Le Président, l’X et l’ENA

J’ai revu le Pré­sident Gis­card d’Estaing alors que j’étais deve­nu Pré­sident de l’Institut Georges Pom­pi­dou : c’est un ins­ti­tut mémo­riel consa­cré à la mémoire du pré­sident Pom­pi­dou, et j’y ai suc­cé­dé à Pierre Mess­mer et Édouard Bal­la­dur. Je m’étais ren­du compte que, dans le cadre de la « mémoire orale de l’institut », Gis­card n’avait pas témoigné. 

Cette « mémoire orale » consiste à inter­ro­ger des per­son­na­li­tés qui ont connu Georges Pom­pi­dou, et à trans­crire ces entre­tiens qui sont ensuite confiés aux archives natio­nales. Je ren­contre un jour Valé­ry Gis­card d’Estaing à la messe com­mé­mo­ra­tive célé­brée chaque année à la mémoire de Georges Pom­pi­dou à Saint-Louis-en‑l’Île. À la fin de l’office, il reste quelques ins­tants avec moi au fond de la nef, et je lui parle de cette mémoire orale et lui pro­pose de témoi­gner. Il accepte très volon­tiers et me reçoit chez lui, quelques jours plus tard, en com­pa­gnie de trois grands his­to­riens appar­te­nant au conseil scien­ti­fique de l’institut. Nous enre­gis­trons. J’étais assis en face de lui, accom­pa­gné de mes his­to­riens, et à la fin je lui pro­pose de pré­voir une deuxième séance, tant la teneur de l’entretien était inté­res­sante. À la fin de cette deuxième séance, il me dit : « Je vais m’écarter du sujet et je vou­drais vous par­ler de mes études. Vous savez que j’ai fait l’ENA après Poly­tech­nique. Eh bien, je dois dire que j’ai beau­coup plus appris à l’X qu’à l’ENA ! »

“J’ai beaucoup plus appris à l’X qu’à l’ENA !

Plus récem­ment, j’ai encore ren­con­tré Gis­card à l’occasion du col­loque orga­ni­sé pour le 50e anni­ver­saire de l’élection de Georges Pom­pi­dou à la Pré­si­dence de la Répu­blique. Ce col­loque a été ouvert par le Pré­sident Macron à l’Élysée, Gis­card d’Estaing en était le « grand témoin », et la deuxième jour­née était conclue par Nico­las Sar­ko­zy. Le témoi­gnage de Valé­ry Gis­card d’Estaing sur le Pré­sident Pom­pi­dou fut tout à fait pas­sion­nant. Il y fut beau­coup ques­tion d’Auvergne : ces racines locales par­ta­gé avec le Pré­sident Pom­pi­dou lui tenaient visi­ble­ment à cœur.

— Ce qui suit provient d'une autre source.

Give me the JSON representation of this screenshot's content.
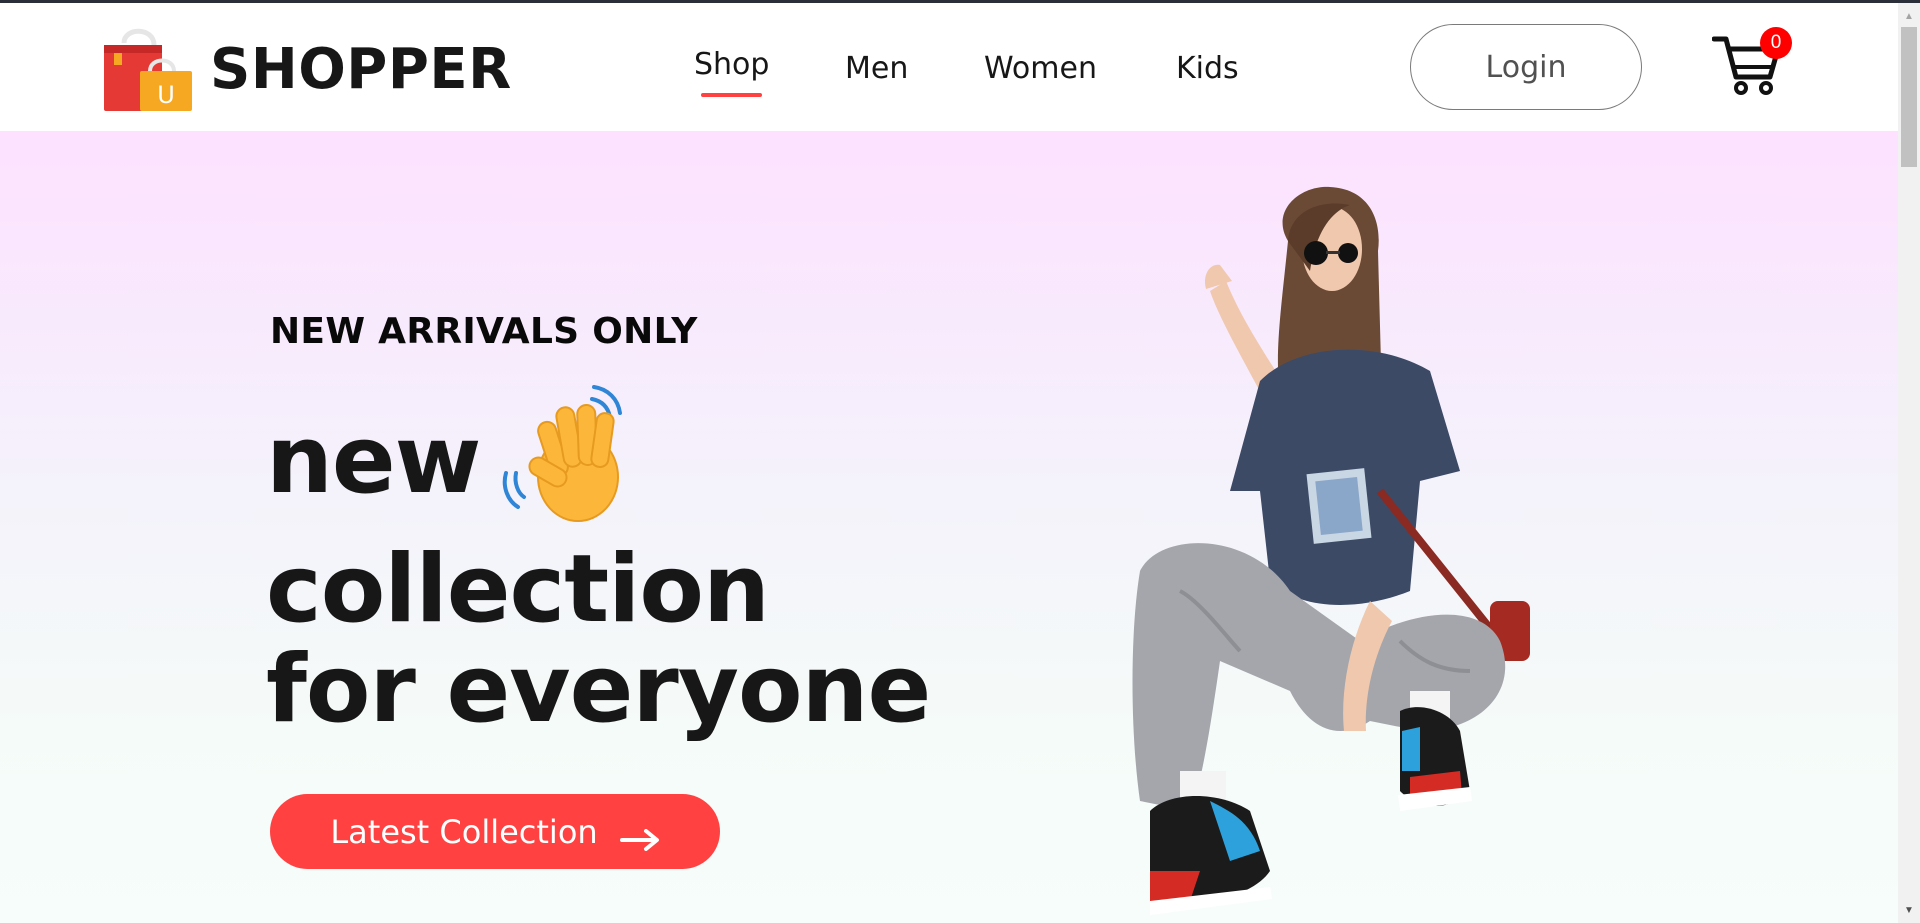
{
  "brand": {
    "name": "SHOPPER",
    "logo_icon": "shopping-bag-icon"
  },
  "nav": {
    "items": [
      {
        "label": "Shop",
        "active": true
      },
      {
        "label": "Men",
        "active": false
      },
      {
        "label": "Women",
        "active": false
      },
      {
        "label": "Kids",
        "active": false
      }
    ]
  },
  "header": {
    "login_label": "Login",
    "cart_count": "0",
    "cart_icon": "cart-icon"
  },
  "hero": {
    "eyebrow": "NEW ARRIVALS ONLY",
    "line1": "new",
    "line2": "collection",
    "line3": "for everyone",
    "emoji_icon": "waving-hand-icon",
    "cta_label": "Latest Collection",
    "cta_icon": "arrow-right-icon",
    "model_image": "hero-model-image"
  },
  "colors": {
    "accent": "#ff4141",
    "badge": "#ff0000",
    "hero_gradient_top": "#fde1ff",
    "hero_gradient_bottom": "#f7fdfb",
    "text": "#171717"
  }
}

Qu’ai-je retenu de ces années Giscard ?

Tout d’abord, il faut lui recon­naître d’avoir par­fai­te­ment réus­si la déva­lua­tion de notre mon­naie en août 1969, pour solde 1968, dans des condi­tions dif­fi­ciles. Tout le mérite lui en revient, par­ta­gé avec Pom­pi­dou : « Le franc sort amai­gri, mais gué­ri », avait décla­ré notre grand argentier.

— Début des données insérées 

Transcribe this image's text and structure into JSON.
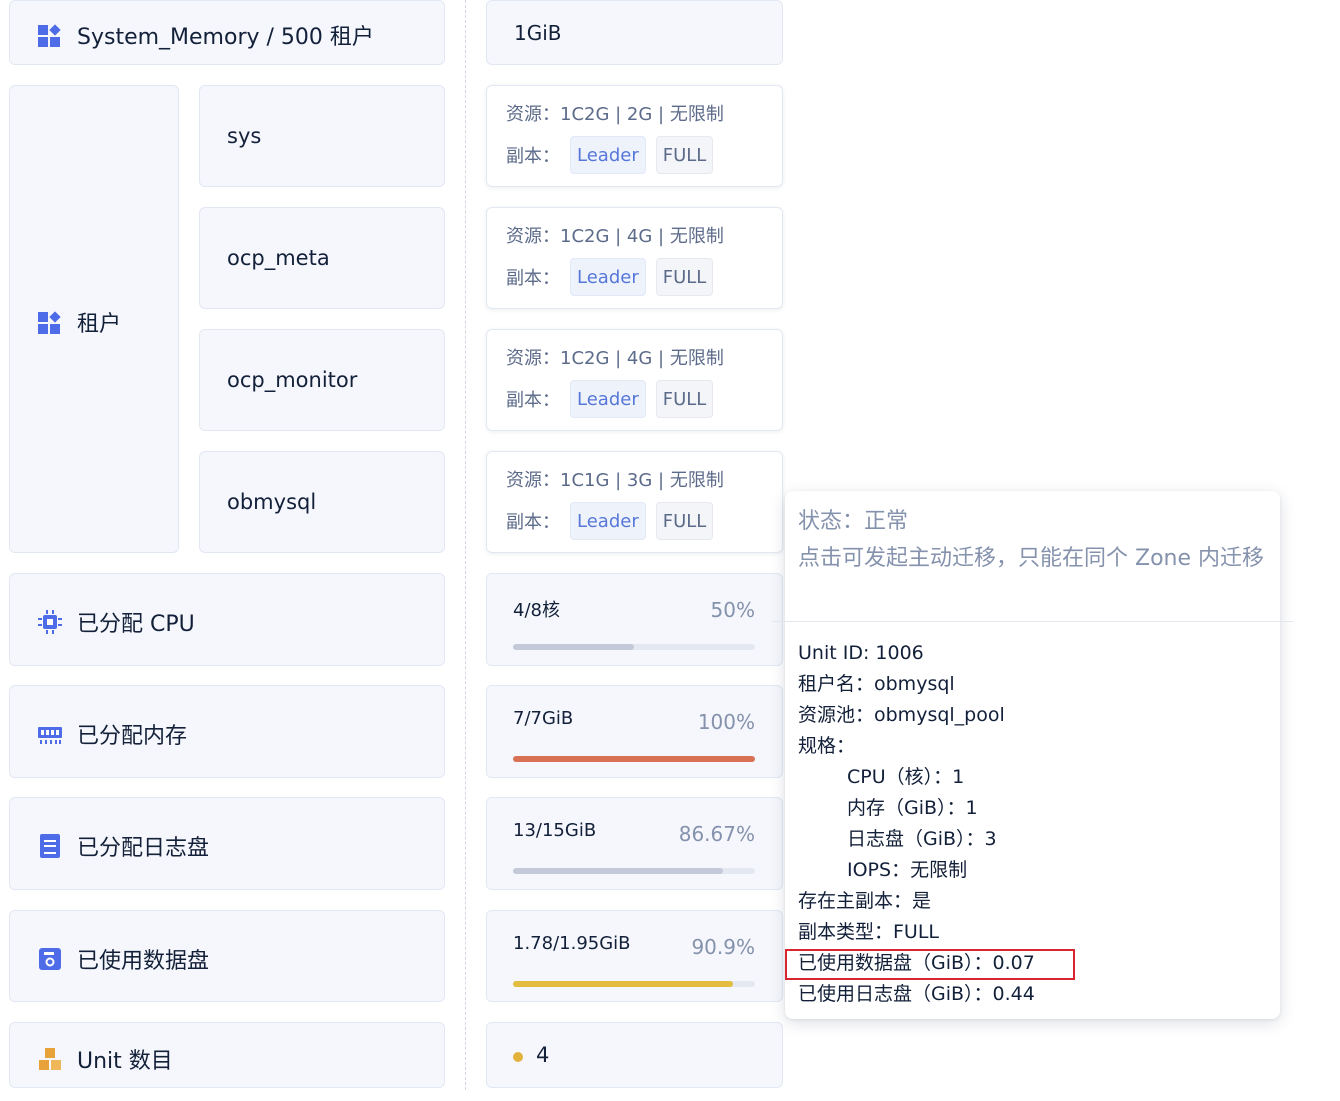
{
  "zone_header": {
    "label": "System_Memory / 500 租户",
    "memory_value": "1GiB"
  },
  "tenant_group": {
    "label": "租户"
  },
  "tenants": [
    {
      "name": "sys",
      "resource_label": "资源：",
      "resource": "1C2G | 2G | 无限制",
      "replica_label": "副本：",
      "role": "Leader",
      "type": "FULL"
    },
    {
      "name": "ocp_meta",
      "resource_label": "资源：",
      "resource": "1C2G | 4G | 无限制",
      "replica_label": "副本：",
      "role": "Leader",
      "type": "FULL"
    },
    {
      "name": "ocp_monitor",
      "resource_label": "资源：",
      "resource": "1C2G | 4G | 无限制",
      "replica_label": "副本：",
      "role": "Leader",
      "type": "FULL"
    },
    {
      "name": "obmysql",
      "resource_label": "资源：",
      "resource": "1C1G | 3G | 无限制",
      "replica_label": "副本：",
      "role": "Leader",
      "type": "FULL"
    }
  ],
  "stats": {
    "cpu": {
      "label": "已分配 CPU",
      "value": "4/8核",
      "percent": "50%",
      "fill": 0.5,
      "color": "#c5cadb"
    },
    "memory": {
      "label": "已分配内存",
      "value": "7/7GiB",
      "percent": "100%",
      "fill": 1.0,
      "color": "#d97155"
    },
    "log_disk": {
      "label": "已分配日志盘",
      "value": "13/15GiB",
      "percent": "86.67%",
      "fill": 0.8667,
      "color": "#c5cadb"
    },
    "data_disk": {
      "label": "已使用数据盘",
      "value": "1.78/1.95GiB",
      "percent": "90.9%",
      "fill": 0.909,
      "color": "#e3bd3f"
    },
    "unit_count": {
      "label": "Unit 数目",
      "value": "4",
      "dot_color": "#e3b23c"
    }
  },
  "tooltip": {
    "status": "状态：正常",
    "hint": "点击可发起主动迁移，只能在同个 Zone 内迁移",
    "unit_id": "Unit ID: 1006",
    "tenant_name": "租户名：obmysql",
    "pool": "资源池：obmysql_pool",
    "spec_label": "规格：",
    "spec_cpu": "CPU（核）：1",
    "spec_memory": "内存（GiB）：1",
    "spec_log": "日志盘（GiB）：3",
    "spec_iops": "IOPS：无限制",
    "has_leader": "存在主副本：是",
    "replica_type": "副本类型：FULL",
    "data_disk_used": "已使用数据盘（GiB）：0.07",
    "log_disk_used": "已使用日志盘（GiB）：0.44"
  },
  "colors": {
    "accent": "#4e6ce8",
    "text": "#132039",
    "muted": "#8592ad",
    "highlight_border": "#d8262f"
  }
}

La deuxième chose que je retiens essen­tiel­le­ment, et c’est encore un mérite à par­ta­ger entre Georges Pom­pi­dou et Valé­ry Gis­card d’Estaing, c’est que durant toute cette période où nous avons lan­cé de grands pro­grammes très coû­teux – le nucléaire civil, le TGV, Ariane, Air­bus et bien d’autres –, les comptes de la France sont tout le temps res­tés à l’équilibre. Pour cha­cun de ces pro­grammes, on avait une esquisse bud­gé­taire qui per­met­tait de voir pré­ci­sé­ment où on allait, et on réglait la part euro­péenne du pro­gramme avec les Alle­mands, les Belges ou les Ita­liens pour res­ter à l’équilibre. Et donc, nous sommes res­tés dans l’orthodoxie bud­gé­taire et finan­cière. De ce fait, la France à l’époque pou­vait par­ler haut et fort dans les ins­tances inter­na­tio­nales, et dire quand il le fal­lait leur fait aux Amé­ri­cains. C’est à Georges Pom­pi­dou et Valé­ry Gis­card d’Estaing qu’on le doit. Les deux hommes par­ta­geaient une solide culture finan­cière, et de grandes ambi­tions pour la France.